User problem: "I need hooks, background tasks, and a clean startup sequence."

Golden rule: Extensibility is an injection point, not an inheritance hierarchy. Hooks attach side effects at lifecycle moments; tasks track async work with strict state machines; bootstrap layers initialization sequentially with memoized stages.

When to use: When you need to extend agent behavior without modifying core code, track long-running background work, or structure initialization across multiple entry modes.

How it works:

  • Hooks extend behavior by attaching side effects at defined lifecycle moments (pre/post tool execution, prompt submission, agent start/end). Trust is all-or-nothing: if the workspace is untrusted, all hooks skip — not just suspicious ones.

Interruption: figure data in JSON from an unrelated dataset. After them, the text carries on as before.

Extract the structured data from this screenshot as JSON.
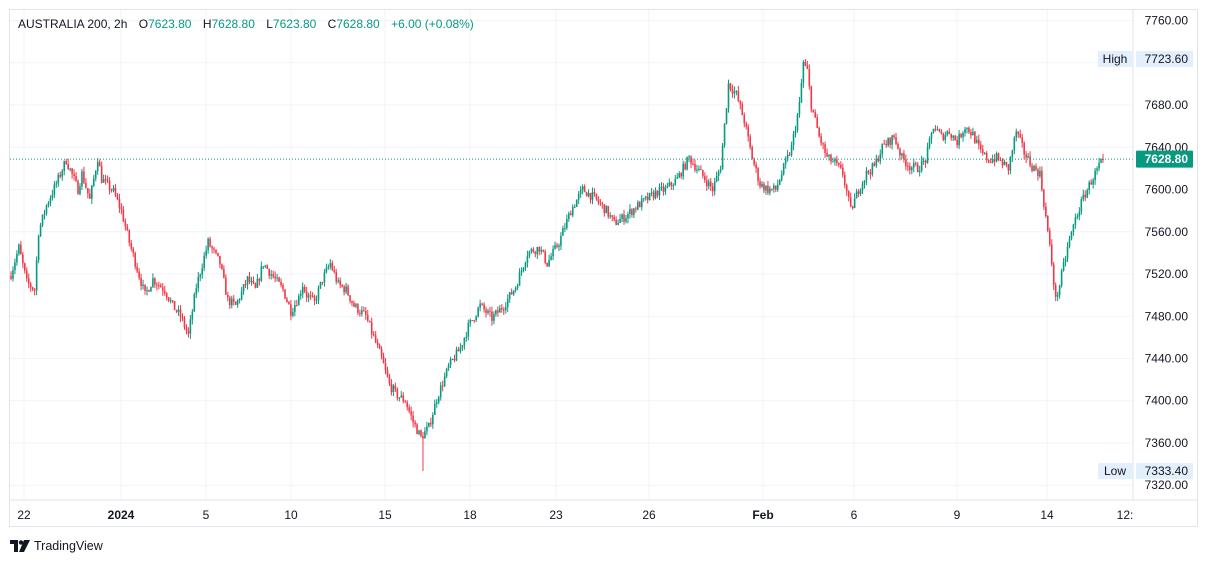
{
  "header": {
    "symbol": "AUSTRALIA 200, 2h",
    "open_label": "O",
    "open": "7623.80",
    "high_label": "H",
    "high": "7628.80",
    "low_label": "L",
    "low": "7623.80",
    "close_label": "C",
    "close": "7628.80",
    "change": "+6.00 (+0.08%)"
  },
  "footer": {
    "brand": "TradingView",
    "logo_icon": "tradingview-logo-icon"
  },
  "colors": {
    "up": "#089981",
    "down": "#f23645",
    "grid": "#f0f3fa",
    "axis_text": "#131722",
    "frame": "#e0e3eb"
  },
  "chart_data": {
    "type": "candlestick",
    "y_axis": {
      "position": "right",
      "range": [
        7306,
        7770
      ],
      "ticks": [
        "7320.00",
        "7360.00",
        "7400.00",
        "7440.00",
        "7480.00",
        "7520.00",
        "7560.00",
        "7600.00",
        "7640.00",
        "7680.00",
        "7720.00",
        "7760.00"
      ]
    },
    "x_axis": {
      "labels": [
        "22",
        "2024",
        "5",
        "10",
        "15",
        "18",
        "23",
        "26",
        "Feb",
        "6",
        "9",
        "14",
        "12:"
      ],
      "bold": [
        "2024",
        "Feb"
      ]
    },
    "markers": {
      "high": {
        "label": "High",
        "value": "7723.60"
      },
      "low": {
        "label": "Low",
        "value": "7333.40"
      },
      "last": {
        "value": "7628.80"
      }
    },
    "grid": true,
    "trend_anchors": [
      [
        0,
        7520
      ],
      [
        4,
        7545
      ],
      [
        8,
        7512
      ],
      [
        12,
        7505
      ],
      [
        14,
        7560
      ],
      [
        18,
        7585
      ],
      [
        24,
        7610
      ],
      [
        28,
        7628
      ],
      [
        34,
        7600
      ],
      [
        36,
        7615
      ],
      [
        40,
        7590
      ],
      [
        44,
        7630
      ],
      [
        46,
        7610
      ],
      [
        52,
        7598
      ],
      [
        56,
        7580
      ],
      [
        60,
        7550
      ],
      [
        64,
        7525
      ],
      [
        68,
        7500
      ],
      [
        72,
        7515
      ],
      [
        78,
        7505
      ],
      [
        82,
        7490
      ],
      [
        86,
        7480
      ],
      [
        90,
        7462
      ],
      [
        94,
        7508
      ],
      [
        100,
        7550
      ],
      [
        106,
        7530
      ],
      [
        110,
        7495
      ],
      [
        114,
        7490
      ],
      [
        120,
        7515
      ],
      [
        124,
        7505
      ],
      [
        128,
        7530
      ],
      [
        132,
        7520
      ],
      [
        138,
        7505
      ],
      [
        142,
        7485
      ],
      [
        146,
        7498
      ],
      [
        148,
        7510
      ],
      [
        150,
        7500
      ],
      [
        154,
        7493
      ],
      [
        158,
        7515
      ],
      [
        162,
        7530
      ],
      [
        166,
        7510
      ],
      [
        170,
        7505
      ],
      [
        174,
        7490
      ],
      [
        180,
        7480
      ],
      [
        184,
        7460
      ],
      [
        188,
        7440
      ],
      [
        192,
        7415
      ],
      [
        196,
        7405
      ],
      [
        200,
        7400
      ],
      [
        204,
        7380
      ],
      [
        208,
        7365
      ],
      [
        212,
        7375
      ],
      [
        216,
        7402
      ],
      [
        222,
        7432
      ],
      [
        228,
        7450
      ],
      [
        232,
        7470
      ],
      [
        238,
        7490
      ],
      [
        244,
        7478
      ],
      [
        250,
        7490
      ],
      [
        256,
        7508
      ],
      [
        262,
        7540
      ],
      [
        268,
        7545
      ],
      [
        272,
        7530
      ],
      [
        278,
        7550
      ],
      [
        284,
        7580
      ],
      [
        290,
        7600
      ],
      [
        296,
        7592
      ],
      [
        302,
        7580
      ],
      [
        306,
        7568
      ],
      [
        312,
        7575
      ],
      [
        318,
        7585
      ],
      [
        322,
        7590
      ],
      [
        328,
        7598
      ],
      [
        332,
        7600
      ],
      [
        338,
        7610
      ],
      [
        344,
        7630
      ],
      [
        350,
        7615
      ],
      [
        356,
        7600
      ],
      [
        360,
        7622
      ],
      [
        364,
        7700
      ],
      [
        368,
        7690
      ],
      [
        372,
        7665
      ],
      [
        376,
        7630
      ],
      [
        380,
        7605
      ],
      [
        384,
        7600
      ],
      [
        388,
        7600
      ],
      [
        392,
        7620
      ],
      [
        396,
        7640
      ],
      [
        400,
        7680
      ],
      [
        402,
        7720
      ],
      [
        404,
        7712
      ],
      [
        406,
        7680
      ],
      [
        410,
        7650
      ],
      [
        414,
        7630
      ],
      [
        418,
        7625
      ],
      [
        422,
        7615
      ],
      [
        426,
        7580
      ],
      [
        430,
        7600
      ],
      [
        434,
        7615
      ],
      [
        438,
        7622
      ],
      [
        442,
        7640
      ],
      [
        448,
        7650
      ],
      [
        452,
        7630
      ],
      [
        456,
        7622
      ],
      [
        460,
        7620
      ],
      [
        464,
        7628
      ],
      [
        468,
        7660
      ],
      [
        472,
        7650
      ],
      [
        476,
        7655
      ],
      [
        480,
        7645
      ],
      [
        484,
        7660
      ],
      [
        488,
        7652
      ],
      [
        492,
        7635
      ],
      [
        496,
        7628
      ],
      [
        500,
        7630
      ],
      [
        506,
        7620
      ],
      [
        510,
        7655
      ],
      [
        514,
        7635
      ],
      [
        518,
        7622
      ],
      [
        522,
        7615
      ],
      [
        526,
        7560
      ],
      [
        528,
        7530
      ],
      [
        530,
        7495
      ],
      [
        532,
        7510
      ],
      [
        536,
        7545
      ],
      [
        540,
        7572
      ],
      [
        544,
        7592
      ],
      [
        548,
        7608
      ],
      [
        552,
        7622
      ],
      [
        554,
        7628.8
      ]
    ]
  }
}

Session-scoped hooks are ephemeral and cleaned on session end.
  • Long-running work is tracked via typed state machines. Each work unit gets a typed, prefixed ID, a strict lifecycle (running → completed / failed / killed), and disk-backed output. Eviction is two-phase: disk output cleaned eagerly at terminal state, in-memory records cleaned lazily after the parent has been notified.
  • Bootstrap structures initialization as dependency-ordered, memoized stages. The trust boundary — the point where the user grants consent — is the critical inflection: security-sensitive subsystems (telemetry, secret environment variables) must not activate before trust is established. Multiple entry modes (CLI, server, SDK) share the same bootstrap path with different entrypoints.

Start here: Route all hooks through a single dispatch point. Implement the trust gate before adding any external hook type. Register cleanup handlers during init, not at usage sites.

In Claude Code: Use

/update-config
to configure hooks (pre/post tool execution, prompt submission).

Tradeoffs:

  • All-or-nothing hook trust is simple but coarse — one untrusted hook disables the entire extension system.
  • Disk-backed task output keeps memory constant but adds I/O latency proportional to concurrent work units.

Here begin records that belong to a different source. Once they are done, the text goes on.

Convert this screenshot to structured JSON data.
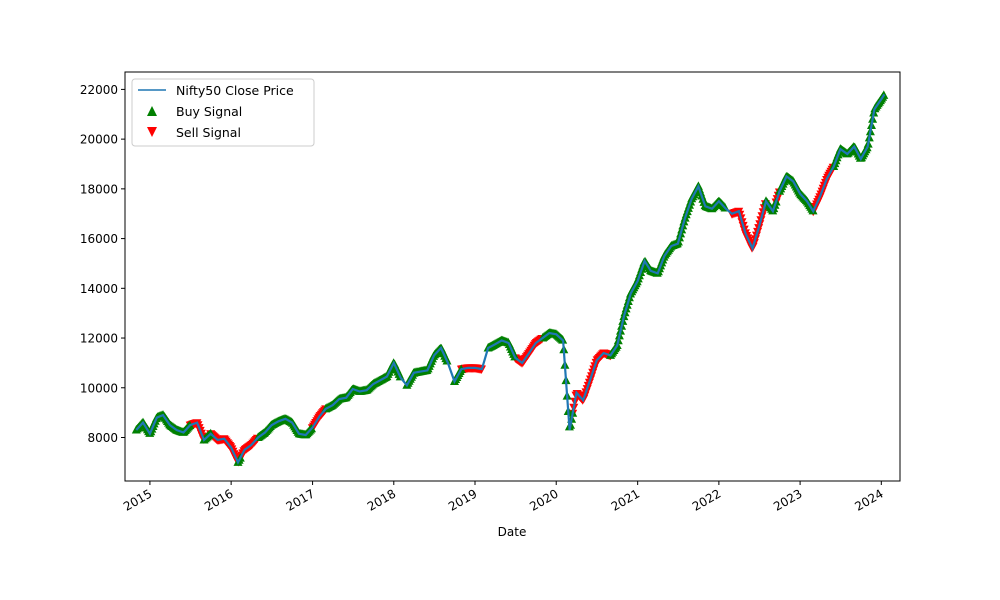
{
  "chart_data": {
    "type": "line",
    "title": "",
    "xlabel": "Date",
    "ylabel": "",
    "x_range": [
      "2014-09-11",
      "2024-03-25"
    ],
    "ylim": [
      6250,
      22700
    ],
    "y_ticks": [
      8000,
      10000,
      12000,
      14000,
      16000,
      18000,
      20000,
      22000
    ],
    "x_ticks": [
      {
        "label": "2015",
        "date": "2015-01-01"
      },
      {
        "label": "2016",
        "date": "2016-01-01"
      },
      {
        "label": "2017",
        "date": "2017-01-01"
      },
      {
        "label": "2018",
        "date": "2018-01-01"
      },
      {
        "label": "2019",
        "date": "2019-01-01"
      },
      {
        "label": "2020",
        "date": "2020-01-01"
      },
      {
        "label": "2021",
        "date": "2021-01-01"
      },
      {
        "label": "2022",
        "date": "2022-01-01"
      },
      {
        "label": "2023",
        "date": "2023-01-01"
      },
      {
        "label": "2024",
        "date": "2024-01-01"
      }
    ],
    "grid": false,
    "legend_position": "top-left",
    "colors": {
      "line": "#1f77b4",
      "buy": "#008000",
      "sell": "#ff0000"
    },
    "series": [
      {
        "name": "Nifty50 Close Price",
        "kind": "line",
        "points": [
          [
            "2014-11-01",
            8300
          ],
          [
            "2014-12-01",
            8600
          ],
          [
            "2015-01-01",
            8150
          ],
          [
            "2015-02-01",
            8800
          ],
          [
            "2015-03-01",
            8900
          ],
          [
            "2015-04-01",
            8500
          ],
          [
            "2015-05-01",
            8300
          ],
          [
            "2015-06-01",
            8200
          ],
          [
            "2015-07-01",
            8500
          ],
          [
            "2015-08-01",
            8600
          ],
          [
            "2015-09-01",
            7900
          ],
          [
            "2015-10-01",
            8150
          ],
          [
            "2015-11-01",
            7900
          ],
          [
            "2015-12-01",
            7950
          ],
          [
            "2016-01-01",
            7600
          ],
          [
            "2016-02-01",
            7000
          ],
          [
            "2016-03-01",
            7500
          ],
          [
            "2016-04-01",
            7700
          ],
          [
            "2016-05-01",
            8000
          ],
          [
            "2016-06-01",
            8200
          ],
          [
            "2016-07-01",
            8500
          ],
          [
            "2016-08-01",
            8650
          ],
          [
            "2016-09-01",
            8750
          ],
          [
            "2016-10-01",
            8600
          ],
          [
            "2016-11-01",
            8150
          ],
          [
            "2016-12-01",
            8100
          ],
          [
            "2017-01-01",
            8400
          ],
          [
            "2017-02-01",
            8850
          ],
          [
            "2017-03-01",
            9150
          ],
          [
            "2017-04-01",
            9300
          ],
          [
            "2017-05-01",
            9550
          ],
          [
            "2017-06-01",
            9600
          ],
          [
            "2017-07-01",
            9950
          ],
          [
            "2017-08-01",
            9850
          ],
          [
            "2017-09-01",
            9900
          ],
          [
            "2017-10-01",
            10150
          ],
          [
            "2017-11-01",
            10300
          ],
          [
            "2017-12-01",
            10450
          ],
          [
            "2018-01-01",
            11000
          ],
          [
            "2018-02-01",
            10400
          ],
          [
            "2018-03-01",
            10100
          ],
          [
            "2018-04-01",
            10600
          ],
          [
            "2018-05-01",
            10650
          ],
          [
            "2018-06-01",
            10700
          ],
          [
            "2018-07-01",
            11300
          ],
          [
            "2018-08-01",
            11600
          ],
          [
            "2018-09-01",
            11000
          ],
          [
            "2018-10-01",
            10250
          ],
          [
            "2018-11-01",
            10750
          ],
          [
            "2018-12-01",
            10800
          ],
          [
            "2019-01-01",
            10800
          ],
          [
            "2019-02-01",
            10750
          ],
          [
            "2019-03-01",
            11600
          ],
          [
            "2019-04-01",
            11750
          ],
          [
            "2019-05-01",
            11900
          ],
          [
            "2019-06-01",
            11800
          ],
          [
            "2019-07-01",
            11200
          ],
          [
            "2019-08-01",
            11000
          ],
          [
            "2019-09-01",
            11400
          ],
          [
            "2019-10-01",
            11800
          ],
          [
            "2019-11-01",
            12000
          ],
          [
            "2019-12-01",
            12200
          ],
          [
            "2020-01-01",
            12150
          ],
          [
            "2020-02-01",
            11900
          ],
          [
            "2020-03-01",
            8300
          ],
          [
            "2020-04-01",
            9800
          ],
          [
            "2020-05-01",
            9500
          ],
          [
            "2020-06-01",
            10300
          ],
          [
            "2020-07-01",
            11100
          ],
          [
            "2020-08-01",
            11400
          ],
          [
            "2020-09-01",
            11300
          ],
          [
            "2020-10-01",
            11700
          ],
          [
            "2020-11-01",
            12900
          ],
          [
            "2020-12-01",
            13800
          ],
          [
            "2021-01-01",
            14300
          ],
          [
            "2021-02-01",
            15100
          ],
          [
            "2021-03-01",
            14700
          ],
          [
            "2021-04-01",
            14600
          ],
          [
            "2021-05-01",
            15300
          ],
          [
            "2021-06-01",
            15700
          ],
          [
            "2021-07-01",
            15800
          ],
          [
            "2021-08-01",
            16800
          ],
          [
            "2021-09-01",
            17600
          ],
          [
            "2021-10-01",
            18100
          ],
          [
            "2021-11-01",
            17300
          ],
          [
            "2021-12-01",
            17200
          ],
          [
            "2022-01-01",
            17500
          ],
          [
            "2022-02-01",
            17200
          ],
          [
            "2022-03-01",
            17000
          ],
          [
            "2022-04-01",
            17100
          ],
          [
            "2022-05-01",
            16200
          ],
          [
            "2022-06-01",
            15600
          ],
          [
            "2022-07-01",
            16500
          ],
          [
            "2022-08-01",
            17500
          ],
          [
            "2022-09-01",
            17100
          ],
          [
            "2022-10-01",
            17900
          ],
          [
            "2022-11-01",
            18500
          ],
          [
            "2022-12-01",
            18300
          ],
          [
            "2023-01-01",
            17800
          ],
          [
            "2023-02-01",
            17500
          ],
          [
            "2023-03-01",
            17100
          ],
          [
            "2023-04-01",
            17700
          ],
          [
            "2023-05-01",
            18400
          ],
          [
            "2023-06-01",
            18900
          ],
          [
            "2023-07-01",
            19600
          ],
          [
            "2023-08-01",
            19400
          ],
          [
            "2023-09-01",
            19700
          ],
          [
            "2023-10-01",
            19200
          ],
          [
            "2023-11-01",
            19700
          ],
          [
            "2023-12-01",
            21200
          ],
          [
            "2024-01-01",
            21600
          ],
          [
            "2024-01-15",
            21800
          ]
        ]
      },
      {
        "name": "Buy Signal",
        "kind": "scatter",
        "marker": "triangle-up",
        "ranges": [
          [
            "2014-11-01",
            "2015-07-01"
          ],
          [
            "2015-09-01",
            "2015-10-01"
          ],
          [
            "2016-02-01",
            "2016-02-15"
          ],
          [
            "2016-05-01",
            "2016-12-31"
          ],
          [
            "2017-03-01",
            "2018-02-01"
          ],
          [
            "2018-03-01",
            "2018-09-01"
          ],
          [
            "2018-10-01",
            "2018-11-01"
          ],
          [
            "2019-03-01",
            "2019-07-01"
          ],
          [
            "2019-11-01",
            "2020-03-15"
          ],
          [
            "2020-09-01",
            "2022-02-01"
          ],
          [
            "2022-08-01",
            "2022-09-15"
          ],
          [
            "2022-10-01",
            "2023-03-01"
          ],
          [
            "2023-06-01",
            "2024-01-15"
          ]
        ]
      },
      {
        "name": "Sell Signal",
        "kind": "scatter",
        "marker": "triangle-down",
        "ranges": [
          [
            "2015-07-01",
            "2015-09-01"
          ],
          [
            "2015-10-01",
            "2016-05-01"
          ],
          [
            "2016-12-31",
            "2017-03-01"
          ],
          [
            "2018-11-01",
            "2019-02-01"
          ],
          [
            "2019-07-01",
            "2019-11-01"
          ],
          [
            "2020-03-15",
            "2020-09-01"
          ],
          [
            "2022-03-01",
            "2022-08-01"
          ],
          [
            "2022-09-15",
            "2022-10-01"
          ],
          [
            "2023-03-01",
            "2023-06-01"
          ]
        ]
      }
    ]
  }
}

Go deeper: references/hook-lifecycle-pattern.md | references/task-decomposition-pattern.md | references/bootstrap-sequence-pattern.md


Gotchas

Non-obvious principles that will cause bugs if you violate them:

  1. Concurrency classification is per-call, not per-tool. A tool may be safe for some inputs and unsafe for others. Don't assume a tool's concurrency behavior is static — the runtime decides per invocation.

  2. Permission evaluation has side effects. The permission checker tracks denials, transforms modes, and updates state. Don't treat it as a pure lookup function.

  3. Most async work skips the "pending" state. In practice, work units register directly as "running." Don't build UIs that assume every work unit starts pending.

  4. Fork children must not fork. The recursive guard preserves a single-level invariant. The fork tool stays in the child's tool pool (for prompt cache sharing) but is blocked at call time.

  5. Context builders are memoized but manually invalidated. Add a context source without adding a corresponding invalidation point, and the model sees stale data for the entire session.

  6. Memory indexes have hard caps. Entries beyond the cap are silently truncated. Without periodic cleanup, recent entries become invisible.

  7. Skill listing budgets are tight. Descriptions are concatenated and capped per entry. Front-load the most distinctive trigger language — the tail gets cut.

  8. Hook trust is all-or-nothing. If the workspace is untrusted, the entire hook system is disabled, not just individual suspicious hooks.

  9. The default permission for tools is "allow." Tools that don't implement custom permission logic delegate entirely to the rule-based system. Override only when you need tool-specific gates (path ACLs, quotas, etc.).

  10. Eviction requires notification. A terminal work unit is only GC-eligible after the parent has received the completion signal. Evicting before notification creates a race where the parent can never read the result.


When NOT to Use This Skill

This skill is about the harness around an agent, not:

  • Prompt engineering or system prompt design
  • Model selection or fine-tuning
  • Generic software architecture (MVC, microservices)
  • Chat UIs or conversational interfaces
  • LLM API integration basics

If your question is about the model itself rather than the system around it, this skill does not apply.